The human gene SLC39A1 encodes the human zinc transporter hZIP1. It is ubiquitously expressed (Lioumi M et al, 1999) and mediates the influx of zinc into cells (Gaither LA and Eide DJ, 2001).
The human gene SLC39A2 encodes the zinc transporter hZIP2. It is expressed exclusively in prostate and uterine epithelial cells and mediates zinc transport into cells (Gaither LA and Eide DJ, 2000).

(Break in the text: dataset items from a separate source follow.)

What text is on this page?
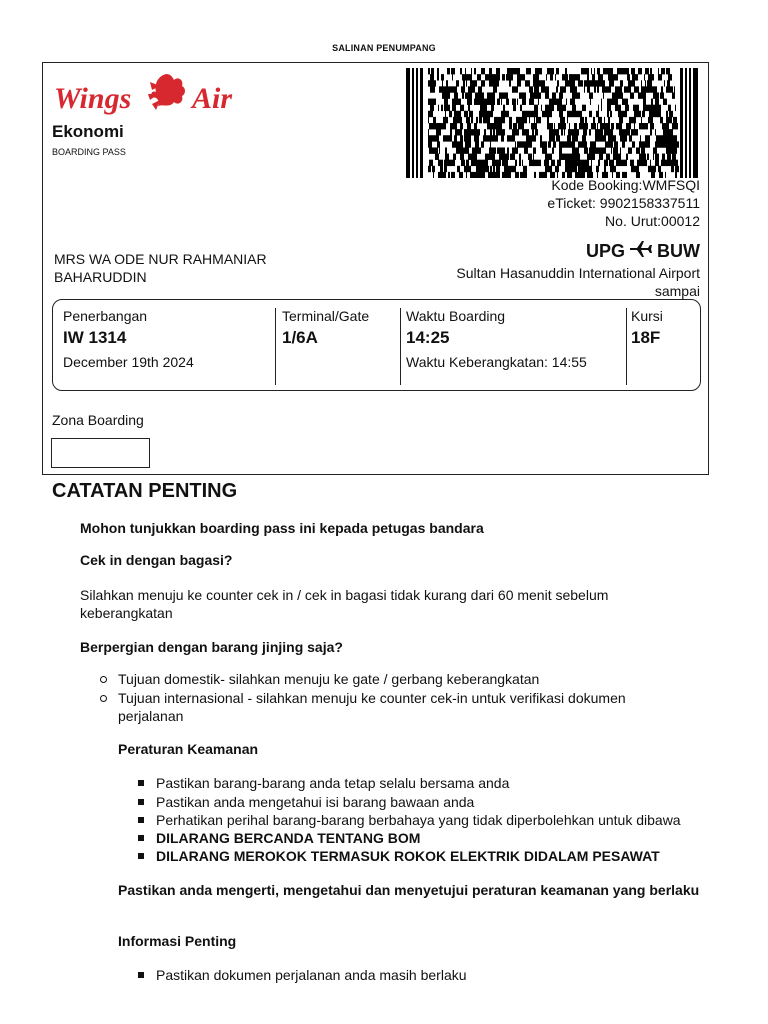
SALINAN PENUMPANG
Wings Air
Ekonomi
BOARDING PASS
Kode Booking:WMFSQI
eTicket: 9902158337511
No. Urut:00012
MRS WA ODE NUR RAHMANIAR BAHARUDDIN
UPG BUW
Sultan Hasanuddin International Airport
sampai
Penerbangan
IW 1314
December 19th 2024
Terminal/Gate
1/6A
Waktu Boarding
14:25
Waktu Keberangkatan: 14:55
Kursi
18F
Zona Boarding
CATATAN PENTING
Mohon tunjukkan boarding pass ini kepada petugas bandara
Cek in dengan bagasi?
Silahkan menuju ke counter cek in / cek in bagasi tidak kurang dari 60 menit sebelum keberangkatan
Berpergian dengan barang jinjing saja?
Tujuan domestik- silahkan menuju ke gate / gerbang keberangkatan
Tujuan internasional - silahkan menuju ke counter cek-in untuk verifikasi dokumen perjalanan
Peraturan Keamanan
Pastikan barang-barang anda tetap selalu bersama anda
Pastikan anda mengetahui isi barang bawaan anda
Perhatikan perihal barang-barang berbahaya yang tidak diperbolehkan untuk dibawa
DILARANG BERCANDA TENTANG BOM
DILARANG MEROKOK TERMASUK ROKOK ELEKTRIK DIDALAM PESAWAT
Pastikan anda mengerti, mengetahui dan menyetujui peraturan keamanan yang berlaku
Informasi Penting
Pastikan dokumen perjalanan anda masih berlaku
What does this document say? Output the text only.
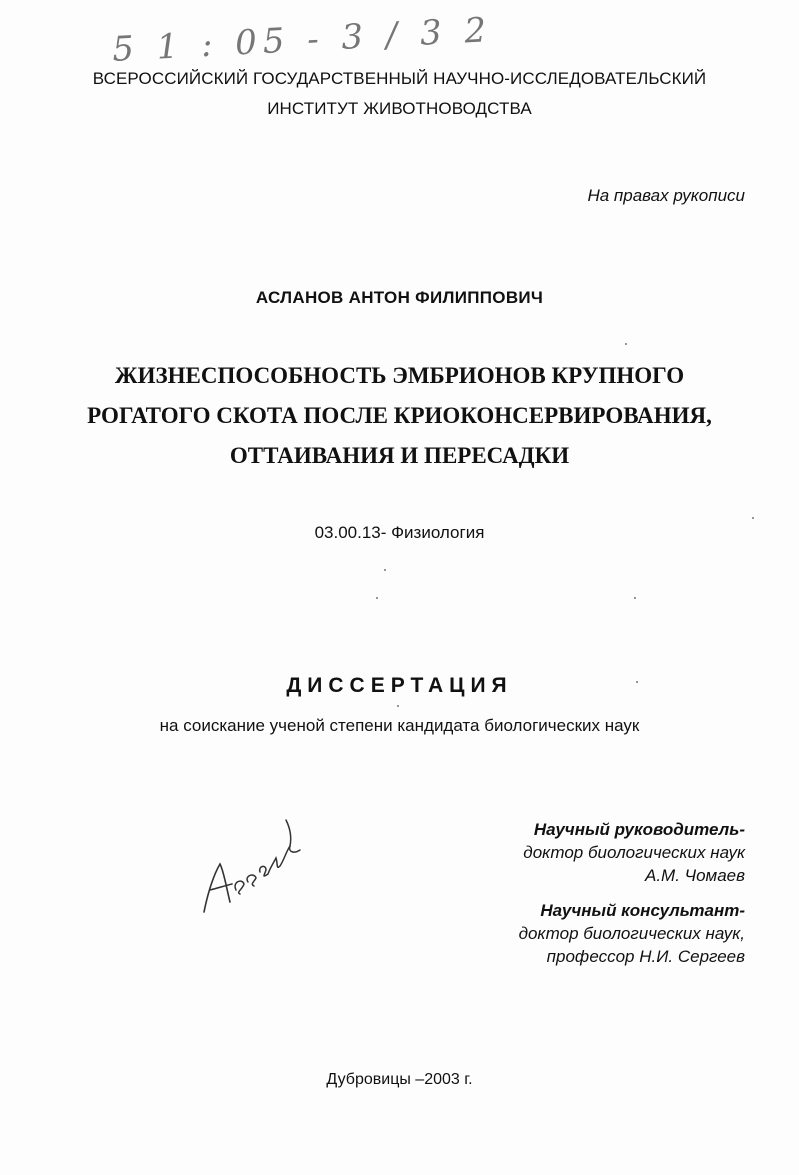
5 1 : 05 - 3 / 3 2
ВСЕРОССИЙСКИЙ ГОСУДАРСТВЕННЫЙ НАУЧНО-ИССЛЕДОВАТЕЛЬСКИЙ
ИНСТИТУТ ЖИВОТНОВОДСТВА
На правах рукописи
АСЛАНОВ АНТОН ФИЛИППОВИЧ
ЖИЗНЕСПОСОБНОСТЬ ЭМБРИОНОВ КРУПНОГО
РОГАТОГО СКОТА ПОСЛЕ КРИОКОНСЕРВИРОВАНИЯ,
ОТТАИВАНИЯ И ПЕРЕСАДКИ
03.00.13- Физиология
ДИССЕРТАЦИЯ
на соискание ученой степени кандидата биологических наук
Научный руководитель-
доктор биологических наук
А.М. Чомаев
Научный консультант-
доктор биологических наук,
профессор Н.И. Сергеев
Дубровицы –2003 г.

Normal prostate cells have the ability to accumulate high levels of zinc. In prostate cancer, hZIP1-3 transporters are down-regulated and the cells lose the ability to accumulate zinc. Zinc plays a role as a tumour-suppressing agent thus prostate cells can become cancerous. Silencing of the genes that express hZIP1-3 transporters is a required event for malignancy (Costello LC et al, 1999; Desouki MM et al, 2007).
The human gene SLC39A4 encodes the zinc transporter hZIP4 (Kury S et al, 2002). The role of zinc in tumour progression is complicated and, subsequently, so are the role of ZIP transporters. For example, ZIP4 can actually enhance cancer progression (Li M et al, 2007; Li M et al, 2009). Defects in SLC39A4 result in the inherited condition acrodermatitis enteropathica (AE) results from defective absorption of dietary zinc from the duodenum and jejunum. Clinical features include growth retardation, immune system dysfunction, severe dermatitis and mental disorders (Wang K et al, 2002).